For Cibus, developing traits has formed the basis of its operations in both the United States and Canada. According to Norm Sissons, the company’s vice-president of seed and traits based in Winnipeg, the next step is focusing more of those efforts on bringing traits to market. Sissons also formerly served for Syngenta, as global crop business head.

“The biggest genetic advances that have ever happened in the corn space have come when unrelated germplasm pools have been bred together.”¬†—Daniel Dyer

Sissons says the company is focusing its business on developing traits in key input crop categories in the largest global crops: canola, rice, soybean, corn and wheat. The decision to divest its canola seed breeding assets to FBN is part of a strategic refocus.
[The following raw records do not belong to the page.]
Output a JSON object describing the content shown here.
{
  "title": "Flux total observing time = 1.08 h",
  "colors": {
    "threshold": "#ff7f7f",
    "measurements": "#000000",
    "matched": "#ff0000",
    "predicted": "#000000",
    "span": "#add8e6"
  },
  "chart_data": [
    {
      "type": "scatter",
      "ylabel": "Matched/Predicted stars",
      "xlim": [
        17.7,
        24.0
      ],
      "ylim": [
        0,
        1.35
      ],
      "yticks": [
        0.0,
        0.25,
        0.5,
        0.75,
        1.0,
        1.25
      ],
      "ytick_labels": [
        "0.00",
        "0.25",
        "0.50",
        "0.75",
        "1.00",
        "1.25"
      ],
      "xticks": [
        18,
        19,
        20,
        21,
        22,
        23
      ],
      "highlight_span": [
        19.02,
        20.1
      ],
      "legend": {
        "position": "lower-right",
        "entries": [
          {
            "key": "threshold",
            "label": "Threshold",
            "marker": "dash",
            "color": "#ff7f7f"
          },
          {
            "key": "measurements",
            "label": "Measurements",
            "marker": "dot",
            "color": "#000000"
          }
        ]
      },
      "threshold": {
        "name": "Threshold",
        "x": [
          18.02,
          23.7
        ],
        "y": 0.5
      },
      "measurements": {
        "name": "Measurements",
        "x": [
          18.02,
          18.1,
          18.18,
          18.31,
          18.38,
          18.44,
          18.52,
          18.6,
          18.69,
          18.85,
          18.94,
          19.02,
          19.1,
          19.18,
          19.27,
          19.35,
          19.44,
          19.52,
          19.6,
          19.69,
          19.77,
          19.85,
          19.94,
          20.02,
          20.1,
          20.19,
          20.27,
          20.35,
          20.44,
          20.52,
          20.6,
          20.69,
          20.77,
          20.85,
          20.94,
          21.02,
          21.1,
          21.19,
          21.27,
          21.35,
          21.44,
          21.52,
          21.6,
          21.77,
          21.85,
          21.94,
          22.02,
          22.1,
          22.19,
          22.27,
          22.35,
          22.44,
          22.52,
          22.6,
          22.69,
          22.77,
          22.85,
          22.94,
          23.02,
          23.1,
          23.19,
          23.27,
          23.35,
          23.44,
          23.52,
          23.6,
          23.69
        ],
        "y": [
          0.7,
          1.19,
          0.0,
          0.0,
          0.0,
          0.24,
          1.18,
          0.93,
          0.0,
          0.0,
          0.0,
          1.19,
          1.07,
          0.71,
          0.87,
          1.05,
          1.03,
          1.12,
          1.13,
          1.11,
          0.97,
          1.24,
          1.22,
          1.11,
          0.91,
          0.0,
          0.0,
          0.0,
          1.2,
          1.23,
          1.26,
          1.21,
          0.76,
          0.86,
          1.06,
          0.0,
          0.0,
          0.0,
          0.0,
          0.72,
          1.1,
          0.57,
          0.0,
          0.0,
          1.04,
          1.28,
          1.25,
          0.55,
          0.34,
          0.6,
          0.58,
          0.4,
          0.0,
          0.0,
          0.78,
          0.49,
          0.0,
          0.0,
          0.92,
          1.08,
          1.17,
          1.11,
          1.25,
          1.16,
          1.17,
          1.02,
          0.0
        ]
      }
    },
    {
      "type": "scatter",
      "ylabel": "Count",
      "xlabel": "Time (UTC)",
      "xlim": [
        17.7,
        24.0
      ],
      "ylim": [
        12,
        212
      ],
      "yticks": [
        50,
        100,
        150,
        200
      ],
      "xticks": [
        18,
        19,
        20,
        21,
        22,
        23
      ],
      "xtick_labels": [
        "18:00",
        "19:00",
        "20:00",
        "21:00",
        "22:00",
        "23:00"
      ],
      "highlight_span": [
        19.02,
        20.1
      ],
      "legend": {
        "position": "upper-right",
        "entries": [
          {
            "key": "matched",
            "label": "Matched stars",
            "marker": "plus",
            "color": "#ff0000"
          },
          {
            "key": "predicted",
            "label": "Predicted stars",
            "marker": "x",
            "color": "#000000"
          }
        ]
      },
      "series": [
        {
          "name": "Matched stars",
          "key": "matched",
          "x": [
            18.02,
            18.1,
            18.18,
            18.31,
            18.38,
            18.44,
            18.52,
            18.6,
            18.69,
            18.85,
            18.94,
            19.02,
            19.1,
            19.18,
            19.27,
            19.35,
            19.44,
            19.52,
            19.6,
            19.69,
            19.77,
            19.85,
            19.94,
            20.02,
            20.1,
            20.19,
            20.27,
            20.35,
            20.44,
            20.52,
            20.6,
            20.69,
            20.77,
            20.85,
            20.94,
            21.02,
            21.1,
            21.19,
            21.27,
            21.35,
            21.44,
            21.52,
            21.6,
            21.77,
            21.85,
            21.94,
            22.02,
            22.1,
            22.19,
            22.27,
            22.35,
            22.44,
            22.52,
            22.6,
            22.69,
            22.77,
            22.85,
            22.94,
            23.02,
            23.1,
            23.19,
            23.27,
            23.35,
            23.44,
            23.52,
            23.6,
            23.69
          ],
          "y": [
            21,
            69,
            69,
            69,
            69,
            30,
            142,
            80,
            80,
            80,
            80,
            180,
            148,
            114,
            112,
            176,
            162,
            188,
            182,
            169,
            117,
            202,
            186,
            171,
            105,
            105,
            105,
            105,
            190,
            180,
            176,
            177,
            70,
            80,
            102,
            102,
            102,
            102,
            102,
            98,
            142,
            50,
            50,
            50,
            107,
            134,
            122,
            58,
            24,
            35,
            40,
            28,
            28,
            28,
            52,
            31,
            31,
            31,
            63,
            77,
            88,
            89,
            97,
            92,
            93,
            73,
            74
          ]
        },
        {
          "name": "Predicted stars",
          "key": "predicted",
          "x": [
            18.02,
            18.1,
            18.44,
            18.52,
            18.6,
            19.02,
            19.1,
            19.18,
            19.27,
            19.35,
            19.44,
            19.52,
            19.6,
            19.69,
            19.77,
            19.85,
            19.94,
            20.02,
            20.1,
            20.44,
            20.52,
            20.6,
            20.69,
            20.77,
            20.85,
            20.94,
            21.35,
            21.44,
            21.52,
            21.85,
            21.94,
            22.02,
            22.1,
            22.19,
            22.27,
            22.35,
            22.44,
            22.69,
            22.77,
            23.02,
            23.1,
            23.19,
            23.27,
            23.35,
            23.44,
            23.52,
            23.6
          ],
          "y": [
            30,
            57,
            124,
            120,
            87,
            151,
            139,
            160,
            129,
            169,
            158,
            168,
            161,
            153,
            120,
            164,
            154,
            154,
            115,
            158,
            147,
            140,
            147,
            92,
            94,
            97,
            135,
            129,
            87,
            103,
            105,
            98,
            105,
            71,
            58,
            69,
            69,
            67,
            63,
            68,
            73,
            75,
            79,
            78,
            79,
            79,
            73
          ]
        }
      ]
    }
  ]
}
In 2019, Cibus launched its Falco seed brand, offering North American canola growers four new canola varieties. Sissons says the brand was able to help the company demonstrate its germplasm to potential licensees and show them the value of its traits. The sale of its Canadian canola breeding assets to FBN is the next step in that refocus, he says.

As part of the deal, Cibus has provided FBN with a license to its canola pod shatter reduction trait upon commercialization.

“We see value in different business models. From my standpoint, it’s really about providing farmers with the choice to purchase traits the way they want to in the seed brands they want to, and, and as an independent trait developer, Cibus is able to help farmers accomplish that,” Sissons says.

As part of its purchase by FBN, the entire Haplotech team will become FBN Canada employees. In addition to its Winnipeg headquarters, Haplotech also has field capacity elsewhere in Western Canada and in Chile.

Haplotech founder and president Rale Gjuric will lead FBN Canada’s seed R&D team. Gjuric previously served as the director of the Plant Breeding Academy at the University of California, Davis.

“For too long, canola farmers have been subject to industry consolidation, leaving them with fewer price choices,” Gjuric said in a statement. “We’re excited to join FBN Canada and provide a path to commercialize canola seed and bring Canadian farmers true market competition for their business.”

The acquisitions also highlight the innovative agricultural research being conducted in Winnipeg, Dyer says. Canola was first developed at the University of Manitoba in the 1970s.